Wong, in an email, denied allegations that Caruso’s team threatened to wage a community campaign against the Television City proposal. But she confirmed that the company is worried about the impacts of the project — and had engaged in “confidential settlement talks” with Hackman.

“We did not resolve the issues of impact of traffic, parking and construction, and to the best of our knowledge, no other party’s issues were resolved,” she said. “Part of the problem is that we really don’t know what the actual project is because the [environmental impact report] does not have a detailed project description.”

Last month, another Caruso executive appeared before a committee of the Mid City West Neighborhood Council and said the Television City project would create “complex” issues for the neighborhood, including traffic, parking and construction.

The Beverly Fairfax Community Alliance has been more blunt, warning that the expanded site would be twice the height of the Beverly Center and would clog Fairfax, Beverly, La Brea Avenue and 3rd Street with traffic.

“Even those accustomed to living with L.A. traffic and parking nightmares will be shocked at how much worse it can be,” the group said on its website.

The Beverly Fairfax alliance last week posted a job listing on ZipRecruiter saying it was hiring organizers for “community outreach efforts,” with compensation starting at $25 an hour. In a statement, the group said it was formed to “publicly raise and address significant concerns” regarding the impacts of the Television City proposal.

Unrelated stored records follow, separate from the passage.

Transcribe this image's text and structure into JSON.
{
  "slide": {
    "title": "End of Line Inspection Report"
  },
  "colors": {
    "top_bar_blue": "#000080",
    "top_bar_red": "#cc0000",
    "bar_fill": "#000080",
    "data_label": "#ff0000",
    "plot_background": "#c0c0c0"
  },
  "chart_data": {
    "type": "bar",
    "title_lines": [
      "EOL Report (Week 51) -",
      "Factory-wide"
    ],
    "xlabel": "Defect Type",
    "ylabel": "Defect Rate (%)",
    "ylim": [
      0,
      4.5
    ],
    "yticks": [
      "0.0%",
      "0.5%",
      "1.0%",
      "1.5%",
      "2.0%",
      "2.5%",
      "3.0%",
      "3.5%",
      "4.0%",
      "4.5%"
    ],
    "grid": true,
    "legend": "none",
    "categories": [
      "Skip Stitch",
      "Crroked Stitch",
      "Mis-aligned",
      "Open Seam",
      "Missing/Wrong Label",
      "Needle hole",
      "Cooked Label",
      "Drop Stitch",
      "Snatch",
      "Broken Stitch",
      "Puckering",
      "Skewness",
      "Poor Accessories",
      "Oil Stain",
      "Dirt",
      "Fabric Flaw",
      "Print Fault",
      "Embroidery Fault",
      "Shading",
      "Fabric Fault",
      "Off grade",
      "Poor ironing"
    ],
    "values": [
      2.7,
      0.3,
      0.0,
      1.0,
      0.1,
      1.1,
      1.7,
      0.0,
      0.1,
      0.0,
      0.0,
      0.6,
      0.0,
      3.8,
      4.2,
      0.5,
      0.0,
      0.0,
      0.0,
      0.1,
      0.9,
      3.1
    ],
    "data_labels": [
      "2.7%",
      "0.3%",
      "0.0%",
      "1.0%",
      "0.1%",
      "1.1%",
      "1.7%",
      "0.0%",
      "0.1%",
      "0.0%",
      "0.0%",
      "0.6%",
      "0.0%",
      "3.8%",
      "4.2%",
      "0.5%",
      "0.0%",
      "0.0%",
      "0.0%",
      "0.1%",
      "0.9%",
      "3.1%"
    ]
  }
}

Once completed, the studio expansion is expected to generate an additional 787 vehicle trips during morning rush hour and an additional 855 during afternoon rush hour, according to the project’s environmental documents. The property would offer up to 5,300 parking spaces.

Diana Plotkin, president of the Beverly Wilshire Homes Assn., said she is worried that traffic would increase significantly, hurting local businesses and residents, if the project goes forward as proposed. Plotkin said her group has joined the alliance but has not contributed financially.

Southern California’s film industry has had to contend with a shortage of studio space amid surging demand. The shortage, among other factors, has spurred some producers to look outside the city, The Times has reported.

The COVID-19 pandemic had little impact on the space crunch for production in Los Angeles.

Caruso has been outspoken during his mayoral campaign about wanting to keep productions in Los Angeles.

“Instead of shipping the greatest industry we have in this city out of this city, I want to bring it back in this city,” Caruso said last week in a podcast interview with Hollywood trade newsletter the Ankler.

Asked about the Television City project, Caruso campaign spokesman Peter Ragone said the candidate supports building more studios in L.A.

“However, we all need to be good neighbors. Both can happen,” Ragone said. “Rick believes that local businesses, including production facilities, should address the community’s concerns about creating additional traffic, pollution and other harmful impacts.”

If elected mayor, Caruso would have the power to hire and fire the top manager at the Department of City Planning. He would also have the authority to replace the nine members of the city’s planning commission, a panel of volunteers that vets large-scale development projects.

The Television City proposal may not come before the commission until next year, after the new mayor has taken office.

Rep. Karen Bass, Caruso’s opponent in the Nov. 8 election, declined to take a position on the Television City project, saying through a spokeswoman that she is reviewing the environmental documents. Bass spokeswoman Sarah Leonard Sheahan criticized Caruso over his prior political donations to the city’s elected officials.

“He has made billions influencing City Hall decisions regarding his business. Now, he is trying to put himself in charge of those decisions as mayor,” Leonard said in a statement.

Caruso has made ending City Hall corruption a key component of his mayoral platform. Asked how Caruso would avoid conflicts of interest as mayor, Ragone referred The Times to earlier comments made by the candidate about placing his company in a blind trust.

Times staff writer Seema Mehta contributed to this report.